By the time actress Charleene Closshey is done starring in her first feature film., she will have lived Christmas all year long.
“An Evergreen Christmas” is a holiday-themed dramedy that will start shooting in February. It is set to release Christmas 2013.
“It’s my favorite time of year, and I’m so happy that my first feature film is a Christmas film,” Closshey says.
Closshey describes the movie as a “Sweet Home Alabama Meets” and “A Wonderful Life.” From the producers of “Hit and Run,” the film is expected to premier as a TV movie. It follows an aspiring musician who returns to her small hometown after her father dies.
A triple threat, not only can Closshey act, but also she is a musician and composer, making her a perfect fit for the part of the vivacious musician.
“That’s one of the things that is so intriguing about this character,” Closshey says. “She’s a musician. Like any artist, she’s trying to find her voice. Without that journey, as an artist, you’re just recreating not creating something new.”

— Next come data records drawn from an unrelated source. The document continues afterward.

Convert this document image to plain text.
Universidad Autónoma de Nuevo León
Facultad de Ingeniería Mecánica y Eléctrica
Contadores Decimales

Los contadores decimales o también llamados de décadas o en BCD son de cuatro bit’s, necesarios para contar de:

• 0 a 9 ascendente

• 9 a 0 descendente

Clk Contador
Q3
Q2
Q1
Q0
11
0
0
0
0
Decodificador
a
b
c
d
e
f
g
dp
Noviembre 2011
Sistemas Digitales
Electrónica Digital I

If all goes according to the script, in the opening scene, Closshey will be playing the violin. In the closing scene, she will be leading a Christmas carol on the piano. The movie contains original and seasonal music.
“We’ve really got an amazing team on the project,” Closshey says. “It’s really a stellar team of songwriters and producers.
This isn’t Closshey’s first experience with performing.
In 2012, she spent the summer in Australia working on a theatrical show, “Feather,” which had its world debut in Queensland at The J Noosa. Originally called “Catharsis,” the show is performed in a style that has never been done before. Each show benefits a charity. One person from the charity is selected to have their story told and performed on-stage. Furthermore, an artist from New Guinea paints that person’s portrait in the middle of the performance.
Closshey produced, starred and wrote the music for the performance. She directed the mood of the scenes with musical compositions she also improvised at times.
“You have the freedom to create in that moment, similar to the visual art,” she says. “You never know what you’re going to get, which is exhilarating.”
Closshey hopes that the performance will make its American debut on Broadway at the New York Musical Theatre Festival, in July. If not, the show was invited back to Australia for a tour.
Closshey works at a fiery pace. She wrote the music for “Feather” in just three weeks. Before that, she was commissioned in May 2012, to compose a yoga album for the 13th Annual Association of Comprehensive Energy Psychology. It took her one week to make the music flow into an album called “Glimpse.”
Closshey also scored her first short film, “Walking with Francis,” in one month. The film, about the life of St. Francis Assisi, premiered in Italy and will be distributed by the Vatican.
“That’s the beauty of faith and connectivity,” Closshey says. “I’m not even Catholic, but good story and message transcends presets that humans have.”
BORN TO PERFORM
Closshey has been telling stories since she was a red-headed infant on the packaging of Northern Bathroom Tissue. She attended the Harrison Center for Performing Arts, in Lakeland. She purposefully chose not to go to conservatory after high school and instead obtained degrees in marketing management and exercise science from Florida Southern College, in Lakeland.
“I didn’t want performing beaten into me,” Closshey says. “I wanted to have the freedom of exploration. I didn’t want it to be a job.”
But Closshey came back to singing and acting. She performed as a violinist during a Josh Groban tour and shared the stage with the Trans-Siberian Orchestra and Frank Sinatra Jr. She continued her artistic education at both Circle in the Square Theater School in New York City and with Juilliard’s Dalcroze studies.
Other theatrical performances include “A Thousand Cuts,” a television pilot, “Terminal Kill” and a variety of other feature and short-film appearances.
“I love being in a position where I can connect with people and connect people with people — whether that’s marketing or acting,” Closshey says.